At the same time, parts of the Iron Range — such as the part where I now live in Itasca County and the part where I grew up near Cherry — are classically rural. But in all cases you can’t make the assumption that rural areas naturally break to conservative trends and urban areas naturally skew liberal. For instance, my home township — Balsam — tilted just slightly for George W. Bush in 2004 and is home to a strong evangelical Christian community like what you’d expect in a “red” precinct. But state DFLers, because of tradition and personal connections, still do very well here. And then my native Cherry — which is one of the few legitimate farming communities on the Range — is solidly liberal (and was home to many socialists at the beginning of the 20th Century, including famous communist Gus Hall).

The cities of the Iron Range are mostly 3-1 DFL towns. Places like Chisholm and Keewatin run about 80 percent DFL in local races. Some of the larger towns — especially Hibbing, which is the mine managers used to live and control politics back in the pre-WWII era — have larger communities of Republicans, but the vote totals still tilt 2-1 DFL. In all cases, local DFL candidates run about 10-20 percent better than statewide DFL candidates.

Why? The first rule of Iron Range politics is the importance of personal relationships and sincerity. Traditional modern politicking — the kind you see from Hillary Clinton or Mitt Romney at the national level — don’t jive around here. The Range is (generally though not exclusively) socially conservative and economically liberal. I know several pro-lifers whose opinion on taxes and spending would be considered socialist in the suburbs.

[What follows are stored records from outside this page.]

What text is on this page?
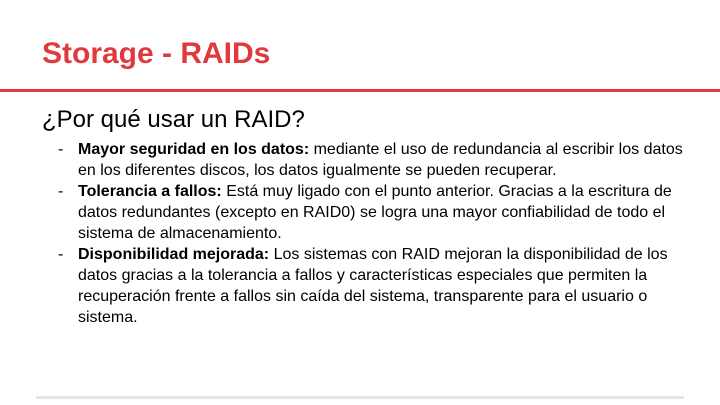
Storage - RAIDs
¿Por qué usar un RAID?
- Mayor seguridad en los datos: mediante el uso de redundancia al escribir los datos en los diferentes discos, los datos igualmente se pueden recuperar.
- Tolerancia a fallos: Está muy ligado con el punto anterior. Gracias a la escritura de datos redundantes (excepto en RAID0) se logra una mayor confiabilidad de todo el sistema de almacenamiento.
- Disponibilidad mejorada: Los sistemas con RAID mejoran la disponibilidad de los datos gracias a la tolerancia a fallos y características especiales que permiten la recuperación frente a fallos sin caída del sistema, transparente para el usuario o sistema.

People often wonder why Paul Wellstone did better on the Iron Range than anywhere else when his politics ran slightly to the left of most Rangers. The reason is because the Range will forgive political differences if people perceive the politician’s motives as sincere and if the candidate visits often and listens well. So Wellstone thrived here while others have not.

You have to know people, the ara and the history. Political conversations don’t begin with “Do you support the Whatsit Bill?” They begin with “I was talking to Eddie Skavich the other day … ya, he’s Bobby’s brother … no they never did find Bobby’s thumb … ya, they found the finger. That was in Buhl … so ya, are you for the Whatsit?” Now, if you are good at the personal touch, it matters much less if you are for or against the Whatsit bill. Wellstone was a master at this. All the good local pols were born for this stuff.

In future posts I’ll talk about the factions that make up the DFL and Republican political spectrum on the Range.


  1. Aaron,
    Thanks for your your insightful, and well observed, opening offering. It does justice to this fascinating part of Minnesota’s political landscape. I forwarded it to a Minnesota newcomer to help her understand the place that has produced some of our most intriguing politics and some of our most colorful politicians.